La cuvée 2013 des Contes urbains ne risque pas d’être banale! En effet, cette année, six jeunes auteurs ont pris possession de la tribune. Gageons que Martin Bellemare, Sébastien David, Rébecca Déraspe, Annick Lefebvre, Julie-Anne Ranger-Beauregard et Olivier Sylvestre sauront insuffler une énergie toute nouvelle à cette tradition du temps des Fêtes.
Les auteurs des Contes urbains 2013 ont accepté de répondre à mes questions. Consacré à Annick Lefebvre, ce billet est le quatrième d’une série de 6.
Annick Lefebvre
Diplômée de l’École supérieure de théâtre de l’UQAM en 2003, on lui doit Artères parallèles, une pièce mise en scène en 2010, dans la salle intime du Théâtre Prospero, par Maude Gareau, et Ce samedi il pleuvait, un texte qui a reçu une mention spéciale du jury du Prix Gratien-Gélinas et que Marc Beaupré a mis en scène en 2013 Aux Écuries. En 2012, Annick Lefebvre a fondé Le Crachoir, une plateforme de production «qui interroge le rôle de l’auteur au sein du processus de création et de représentation d’une œuvre». Ce samedi il pleuvait est publié chez Dramaturges.
Quel est votre plus beau souvenir du temps des Fêtes?
Mon plus beau souvenir c’est un souvenir de maintenant. Avec mon petit frère, qui a 26 ans, on menace toujours nos parents, quand on a bu beaucoup trop d’alcool, le 24 décembre au soir, d’aller sauter dans leur lit à 6h le lendemain matin. De les réveiller pour déballer nos cadeaux de bonne heure. Et le 25, aux aurores, même complètement scrap et en lendemain de brosse, ben on le fait! On leur saute dessus pour les réveiller, on met de la musique de Noël super forte, on exige que mon père fasse un feu de foyer dans le sous-sol, on allume toutes les décorations de la maison, on se garroche en pyjama en dessous du sapin, on shake les boîtes pis nos cœurs palpitent comme quand on avait 8 ans!
Quel est votre pire souvenir du temps des Fêtes?

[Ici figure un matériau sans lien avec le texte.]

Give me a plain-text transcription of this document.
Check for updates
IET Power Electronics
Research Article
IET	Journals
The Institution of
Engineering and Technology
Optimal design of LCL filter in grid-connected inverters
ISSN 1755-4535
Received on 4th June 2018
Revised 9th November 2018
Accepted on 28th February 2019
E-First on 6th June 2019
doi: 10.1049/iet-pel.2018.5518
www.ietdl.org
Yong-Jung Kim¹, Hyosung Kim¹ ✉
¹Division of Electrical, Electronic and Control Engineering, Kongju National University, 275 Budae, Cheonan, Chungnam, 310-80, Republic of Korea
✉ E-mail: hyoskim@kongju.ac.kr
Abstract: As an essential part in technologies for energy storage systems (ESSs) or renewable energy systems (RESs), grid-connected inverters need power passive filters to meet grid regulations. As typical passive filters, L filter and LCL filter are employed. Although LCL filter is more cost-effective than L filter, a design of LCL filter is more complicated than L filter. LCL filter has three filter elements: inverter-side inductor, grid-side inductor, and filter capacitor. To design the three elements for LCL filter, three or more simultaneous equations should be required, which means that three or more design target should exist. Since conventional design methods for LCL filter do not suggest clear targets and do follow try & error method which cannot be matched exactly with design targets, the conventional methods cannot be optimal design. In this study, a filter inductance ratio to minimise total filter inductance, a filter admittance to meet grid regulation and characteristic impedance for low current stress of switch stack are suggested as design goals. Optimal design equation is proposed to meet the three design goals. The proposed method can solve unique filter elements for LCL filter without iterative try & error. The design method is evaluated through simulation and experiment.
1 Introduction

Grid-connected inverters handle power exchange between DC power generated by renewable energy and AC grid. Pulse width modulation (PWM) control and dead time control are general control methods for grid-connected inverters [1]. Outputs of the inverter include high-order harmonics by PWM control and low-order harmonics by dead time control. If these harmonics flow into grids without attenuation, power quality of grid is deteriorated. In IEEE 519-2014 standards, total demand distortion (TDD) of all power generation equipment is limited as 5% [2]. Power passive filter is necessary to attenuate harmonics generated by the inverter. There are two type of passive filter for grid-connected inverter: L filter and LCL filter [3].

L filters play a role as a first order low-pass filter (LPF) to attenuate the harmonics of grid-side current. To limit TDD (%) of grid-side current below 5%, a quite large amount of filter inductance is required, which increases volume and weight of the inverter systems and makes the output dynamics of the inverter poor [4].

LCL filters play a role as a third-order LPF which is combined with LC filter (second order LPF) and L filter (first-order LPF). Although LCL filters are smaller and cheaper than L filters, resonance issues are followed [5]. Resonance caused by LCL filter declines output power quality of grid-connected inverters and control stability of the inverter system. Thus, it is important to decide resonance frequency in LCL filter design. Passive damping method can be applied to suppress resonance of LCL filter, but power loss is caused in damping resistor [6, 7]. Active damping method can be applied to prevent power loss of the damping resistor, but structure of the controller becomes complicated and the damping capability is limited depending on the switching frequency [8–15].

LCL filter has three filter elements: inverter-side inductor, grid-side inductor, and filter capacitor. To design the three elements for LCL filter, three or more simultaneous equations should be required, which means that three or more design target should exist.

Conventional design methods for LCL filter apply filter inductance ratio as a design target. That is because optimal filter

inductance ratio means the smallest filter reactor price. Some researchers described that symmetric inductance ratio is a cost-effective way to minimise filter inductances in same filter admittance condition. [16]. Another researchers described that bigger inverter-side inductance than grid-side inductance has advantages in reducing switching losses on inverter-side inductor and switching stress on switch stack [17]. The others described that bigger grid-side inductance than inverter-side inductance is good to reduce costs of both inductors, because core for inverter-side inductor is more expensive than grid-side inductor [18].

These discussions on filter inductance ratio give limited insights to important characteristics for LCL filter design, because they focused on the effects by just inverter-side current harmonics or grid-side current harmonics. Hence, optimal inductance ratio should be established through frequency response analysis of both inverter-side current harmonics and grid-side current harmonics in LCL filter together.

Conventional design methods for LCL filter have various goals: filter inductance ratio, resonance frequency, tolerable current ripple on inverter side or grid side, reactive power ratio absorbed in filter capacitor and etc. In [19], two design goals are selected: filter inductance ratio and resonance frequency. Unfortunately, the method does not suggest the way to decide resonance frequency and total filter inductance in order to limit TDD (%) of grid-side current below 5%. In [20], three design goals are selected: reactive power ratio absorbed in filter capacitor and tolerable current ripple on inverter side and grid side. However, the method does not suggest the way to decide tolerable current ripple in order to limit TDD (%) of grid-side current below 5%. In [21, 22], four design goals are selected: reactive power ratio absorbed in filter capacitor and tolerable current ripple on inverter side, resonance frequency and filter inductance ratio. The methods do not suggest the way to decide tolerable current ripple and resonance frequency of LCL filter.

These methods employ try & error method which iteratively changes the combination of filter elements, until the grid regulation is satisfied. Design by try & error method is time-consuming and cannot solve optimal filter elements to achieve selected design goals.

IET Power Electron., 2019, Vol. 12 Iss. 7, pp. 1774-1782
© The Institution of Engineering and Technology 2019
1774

Quand une famille s’entre-déchire toute l’année pis qu’elle fake de s’aimer à Noël… Mal de cœur (et banlieue).
Est-ce que votre texte respecte ou bafoue la tradition du conte urbain?
Mon texte respecte le conte urbain en ce sens qu’il se déroule à Montréal, le 31 décembre 2013. Il y a un décompte du Nouvel An et une narratrice qui nous décrit le réveillon. Mais mon texte bafoue surtout et volontairement le conte urbain en ce sens que je suis une «petite crisse» qui, comme auteure, se plaît à détourner l’ordre des choses. Sinon, l’exercice m’emmerde. Plus encore, je le trouve vain.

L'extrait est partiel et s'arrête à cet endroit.